Radiotherapy was delivered with a 23 MV linear accelerator. All patients included in this analysis received 3D treatment planning. Using a HELAX, TMS planning system (MDS Nordion, Sweden), based on conventional CT scans. At the beginning of 3D treatment planning CT scans with a slice thickness of 4 mm and an 8 mm gap between slices without respiratory gating were used. Planning now uses contiguous 5 mm CT slices, without respiratory gating. The patient was supine with the arms crossed above the head for planning and treatment. Skin marks and laser beams were used to make sure that patient positioning was reproducible every day. The target volume included the primary tumour as well as regional involved lymph nodes according to Kirikutta [24]. 84 patients (94.4%) received primary thoracic radiotherapy and five patients (5.6%) had local relapse after initial surgical resection of early stage lung cancer. Five of 49 patients with NSCLC stage IIIA had combined radiotherapy and chemotherapy and three received adjuvant chemotherapy after radiotherapy. The median total dose was 60 Gy (range, 52.5–60 Gy) in 2 Gy fractions five times a week. No dose reduction was made in patients with coronary artery disease. The mean follow-up for the entire group was 13.2 months. Side effects were documented using common toxicity criteria (CTC) developed by the National Cancer Institute. Acute toxicities (<90 days after beginning of therapy) was considered separately from chronic toxicity (>90 days after the beginning of therapy).

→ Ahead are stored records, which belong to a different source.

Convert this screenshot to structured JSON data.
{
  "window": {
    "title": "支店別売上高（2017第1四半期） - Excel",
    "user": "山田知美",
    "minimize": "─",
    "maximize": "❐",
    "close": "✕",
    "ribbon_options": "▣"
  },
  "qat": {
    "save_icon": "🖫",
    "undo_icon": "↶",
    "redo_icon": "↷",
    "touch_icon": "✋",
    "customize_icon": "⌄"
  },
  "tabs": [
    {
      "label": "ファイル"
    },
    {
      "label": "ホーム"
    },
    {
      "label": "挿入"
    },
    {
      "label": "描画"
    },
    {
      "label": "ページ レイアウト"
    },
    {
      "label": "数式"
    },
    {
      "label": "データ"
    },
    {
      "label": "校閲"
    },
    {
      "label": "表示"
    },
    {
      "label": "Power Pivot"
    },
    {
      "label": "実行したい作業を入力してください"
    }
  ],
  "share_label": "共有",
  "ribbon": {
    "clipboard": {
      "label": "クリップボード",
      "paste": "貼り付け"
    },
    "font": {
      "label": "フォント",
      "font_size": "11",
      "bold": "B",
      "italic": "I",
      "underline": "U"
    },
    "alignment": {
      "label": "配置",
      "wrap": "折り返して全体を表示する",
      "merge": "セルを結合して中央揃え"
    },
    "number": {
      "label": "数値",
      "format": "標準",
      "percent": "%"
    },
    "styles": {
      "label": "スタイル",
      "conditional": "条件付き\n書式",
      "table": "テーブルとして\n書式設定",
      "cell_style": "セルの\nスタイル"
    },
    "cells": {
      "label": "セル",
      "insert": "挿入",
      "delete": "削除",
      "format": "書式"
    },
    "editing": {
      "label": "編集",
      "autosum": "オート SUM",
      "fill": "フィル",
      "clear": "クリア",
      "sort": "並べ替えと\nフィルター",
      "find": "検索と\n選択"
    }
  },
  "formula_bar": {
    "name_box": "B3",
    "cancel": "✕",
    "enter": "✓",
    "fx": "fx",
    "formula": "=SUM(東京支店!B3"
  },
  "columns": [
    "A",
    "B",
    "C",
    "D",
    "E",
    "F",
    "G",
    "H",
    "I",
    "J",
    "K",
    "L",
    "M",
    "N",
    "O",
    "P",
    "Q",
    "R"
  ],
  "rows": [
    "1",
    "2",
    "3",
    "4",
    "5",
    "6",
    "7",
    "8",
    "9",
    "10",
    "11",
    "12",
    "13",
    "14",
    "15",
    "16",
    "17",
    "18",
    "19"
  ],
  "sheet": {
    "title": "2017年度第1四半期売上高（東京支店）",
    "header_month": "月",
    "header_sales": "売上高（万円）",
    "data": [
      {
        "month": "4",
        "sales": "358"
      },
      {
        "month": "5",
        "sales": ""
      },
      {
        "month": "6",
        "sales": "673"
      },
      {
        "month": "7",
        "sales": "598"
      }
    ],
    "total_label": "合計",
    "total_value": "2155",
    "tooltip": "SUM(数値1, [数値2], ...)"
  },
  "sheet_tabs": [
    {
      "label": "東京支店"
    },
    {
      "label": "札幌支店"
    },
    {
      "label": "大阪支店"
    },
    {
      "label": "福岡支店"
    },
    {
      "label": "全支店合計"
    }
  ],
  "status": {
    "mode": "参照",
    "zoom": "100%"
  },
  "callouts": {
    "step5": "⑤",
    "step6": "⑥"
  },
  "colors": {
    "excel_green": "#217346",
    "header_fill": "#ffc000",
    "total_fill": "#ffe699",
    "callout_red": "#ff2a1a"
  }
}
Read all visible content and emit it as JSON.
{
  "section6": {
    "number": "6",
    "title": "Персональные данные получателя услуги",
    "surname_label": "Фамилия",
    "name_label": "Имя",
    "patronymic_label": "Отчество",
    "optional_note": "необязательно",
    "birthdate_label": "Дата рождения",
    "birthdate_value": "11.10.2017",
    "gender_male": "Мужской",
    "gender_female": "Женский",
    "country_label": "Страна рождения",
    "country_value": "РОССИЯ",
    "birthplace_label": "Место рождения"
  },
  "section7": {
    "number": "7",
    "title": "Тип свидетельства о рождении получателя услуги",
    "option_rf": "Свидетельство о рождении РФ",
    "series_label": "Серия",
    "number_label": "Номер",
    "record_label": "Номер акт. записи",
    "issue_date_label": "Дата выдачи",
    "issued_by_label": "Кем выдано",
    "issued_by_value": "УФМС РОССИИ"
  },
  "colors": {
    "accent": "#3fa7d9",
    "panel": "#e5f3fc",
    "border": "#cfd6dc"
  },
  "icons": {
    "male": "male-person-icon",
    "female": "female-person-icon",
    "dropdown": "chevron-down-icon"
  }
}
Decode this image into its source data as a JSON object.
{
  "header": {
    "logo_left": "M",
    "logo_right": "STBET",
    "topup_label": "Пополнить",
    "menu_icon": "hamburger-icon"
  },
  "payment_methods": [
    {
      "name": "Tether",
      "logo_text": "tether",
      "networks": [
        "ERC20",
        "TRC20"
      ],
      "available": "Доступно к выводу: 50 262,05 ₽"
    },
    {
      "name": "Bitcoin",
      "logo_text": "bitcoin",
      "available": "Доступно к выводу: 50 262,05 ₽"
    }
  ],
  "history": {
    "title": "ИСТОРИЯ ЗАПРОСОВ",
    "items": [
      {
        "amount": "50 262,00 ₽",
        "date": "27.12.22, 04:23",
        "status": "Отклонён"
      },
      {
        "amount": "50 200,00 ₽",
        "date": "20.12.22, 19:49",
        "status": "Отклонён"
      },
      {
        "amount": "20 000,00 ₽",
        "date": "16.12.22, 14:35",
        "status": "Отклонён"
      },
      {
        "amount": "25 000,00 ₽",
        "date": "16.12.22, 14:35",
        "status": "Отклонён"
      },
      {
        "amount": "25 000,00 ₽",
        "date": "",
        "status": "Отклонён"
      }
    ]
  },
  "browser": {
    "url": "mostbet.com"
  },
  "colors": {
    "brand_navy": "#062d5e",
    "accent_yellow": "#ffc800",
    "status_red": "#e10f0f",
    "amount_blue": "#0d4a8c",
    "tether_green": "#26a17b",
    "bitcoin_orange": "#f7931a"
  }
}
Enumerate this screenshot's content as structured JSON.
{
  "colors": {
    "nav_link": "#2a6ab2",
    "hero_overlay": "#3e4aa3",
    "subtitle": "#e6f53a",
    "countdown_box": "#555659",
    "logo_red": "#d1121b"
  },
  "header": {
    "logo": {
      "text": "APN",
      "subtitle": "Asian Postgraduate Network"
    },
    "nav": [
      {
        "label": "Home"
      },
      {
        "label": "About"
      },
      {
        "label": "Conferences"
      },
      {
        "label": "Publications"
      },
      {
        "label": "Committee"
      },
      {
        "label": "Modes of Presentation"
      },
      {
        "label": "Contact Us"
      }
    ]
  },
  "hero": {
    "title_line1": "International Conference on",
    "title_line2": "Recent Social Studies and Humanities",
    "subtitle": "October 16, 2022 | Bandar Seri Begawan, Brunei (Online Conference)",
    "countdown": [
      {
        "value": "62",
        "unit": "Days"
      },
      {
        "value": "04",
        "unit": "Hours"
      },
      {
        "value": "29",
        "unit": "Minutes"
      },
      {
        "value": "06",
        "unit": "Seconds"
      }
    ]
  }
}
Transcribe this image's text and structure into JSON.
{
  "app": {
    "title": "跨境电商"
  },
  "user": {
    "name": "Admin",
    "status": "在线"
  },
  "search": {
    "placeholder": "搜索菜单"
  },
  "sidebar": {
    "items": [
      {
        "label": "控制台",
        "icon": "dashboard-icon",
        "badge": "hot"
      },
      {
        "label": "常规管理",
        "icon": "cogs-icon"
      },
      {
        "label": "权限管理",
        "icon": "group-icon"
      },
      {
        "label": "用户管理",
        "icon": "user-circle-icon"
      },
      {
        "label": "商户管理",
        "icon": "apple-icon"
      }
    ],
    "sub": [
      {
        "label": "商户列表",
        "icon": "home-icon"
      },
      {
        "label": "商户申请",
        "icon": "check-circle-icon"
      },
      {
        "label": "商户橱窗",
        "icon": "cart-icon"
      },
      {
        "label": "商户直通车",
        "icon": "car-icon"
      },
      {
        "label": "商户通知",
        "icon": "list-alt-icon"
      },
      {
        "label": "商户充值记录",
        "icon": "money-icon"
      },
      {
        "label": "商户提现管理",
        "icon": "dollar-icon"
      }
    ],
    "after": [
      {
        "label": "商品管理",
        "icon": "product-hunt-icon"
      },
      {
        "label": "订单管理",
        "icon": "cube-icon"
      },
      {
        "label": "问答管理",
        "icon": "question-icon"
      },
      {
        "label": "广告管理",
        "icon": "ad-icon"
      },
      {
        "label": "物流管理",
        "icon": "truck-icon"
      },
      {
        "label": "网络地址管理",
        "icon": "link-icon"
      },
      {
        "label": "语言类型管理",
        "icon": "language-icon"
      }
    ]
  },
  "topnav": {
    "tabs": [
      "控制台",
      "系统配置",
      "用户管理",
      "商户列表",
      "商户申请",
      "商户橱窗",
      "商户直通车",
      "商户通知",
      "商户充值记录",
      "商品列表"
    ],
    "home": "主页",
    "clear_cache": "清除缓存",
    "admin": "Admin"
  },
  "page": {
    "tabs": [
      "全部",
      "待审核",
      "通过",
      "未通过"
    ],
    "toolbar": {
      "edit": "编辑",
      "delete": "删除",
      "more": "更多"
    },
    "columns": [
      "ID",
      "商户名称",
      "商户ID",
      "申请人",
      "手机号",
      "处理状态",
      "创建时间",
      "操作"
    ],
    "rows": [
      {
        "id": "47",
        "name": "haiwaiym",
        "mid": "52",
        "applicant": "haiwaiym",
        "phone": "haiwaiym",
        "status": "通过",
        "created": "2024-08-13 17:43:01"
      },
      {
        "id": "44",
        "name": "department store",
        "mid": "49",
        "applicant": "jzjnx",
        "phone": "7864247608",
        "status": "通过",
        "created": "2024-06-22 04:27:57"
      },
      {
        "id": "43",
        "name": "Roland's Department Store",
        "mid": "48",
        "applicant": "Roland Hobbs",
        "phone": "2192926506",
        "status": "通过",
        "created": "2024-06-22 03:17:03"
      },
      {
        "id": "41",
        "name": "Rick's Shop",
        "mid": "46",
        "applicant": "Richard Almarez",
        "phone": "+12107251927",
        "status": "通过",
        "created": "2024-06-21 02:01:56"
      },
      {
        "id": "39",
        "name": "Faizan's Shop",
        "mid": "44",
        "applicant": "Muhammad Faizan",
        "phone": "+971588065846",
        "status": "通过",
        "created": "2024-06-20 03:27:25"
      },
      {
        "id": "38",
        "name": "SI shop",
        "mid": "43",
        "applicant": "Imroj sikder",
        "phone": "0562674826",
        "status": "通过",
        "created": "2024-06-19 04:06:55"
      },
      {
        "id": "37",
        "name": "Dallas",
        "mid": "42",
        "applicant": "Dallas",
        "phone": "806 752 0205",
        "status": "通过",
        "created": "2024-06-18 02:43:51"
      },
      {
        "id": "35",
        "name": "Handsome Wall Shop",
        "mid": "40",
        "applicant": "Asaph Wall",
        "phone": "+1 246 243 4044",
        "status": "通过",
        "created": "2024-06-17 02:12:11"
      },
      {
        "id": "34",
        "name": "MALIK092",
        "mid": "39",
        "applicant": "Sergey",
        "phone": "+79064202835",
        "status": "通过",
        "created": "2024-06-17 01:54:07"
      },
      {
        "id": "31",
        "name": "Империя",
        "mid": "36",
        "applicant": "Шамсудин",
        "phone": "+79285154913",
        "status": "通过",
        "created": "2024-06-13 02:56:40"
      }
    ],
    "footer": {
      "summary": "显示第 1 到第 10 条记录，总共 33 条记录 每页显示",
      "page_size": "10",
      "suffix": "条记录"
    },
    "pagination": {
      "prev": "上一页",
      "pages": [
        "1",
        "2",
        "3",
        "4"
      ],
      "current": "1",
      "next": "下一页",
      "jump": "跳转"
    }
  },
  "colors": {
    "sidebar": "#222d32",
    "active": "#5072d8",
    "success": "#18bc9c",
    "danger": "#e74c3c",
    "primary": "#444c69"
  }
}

The pre-treatment CT scans for 3D treatment planning were evaluated for calcification in the thoracic aorta (arch of aorta) and coronary arteries. The reader did not have information about the age or smoking habits of the patients. The assessment scale of the calcification is shown in Table 1Go [22] and Table 2Go. All patients were followed until death or until March, 2001. Survival rates were calculated according to the Kaplan-Meier method, and the level of significance of differences in survival curves was calculated by the Log-rank scale. Seven patients were excluded from this evaluation because their CT scans were not available for detailed examination.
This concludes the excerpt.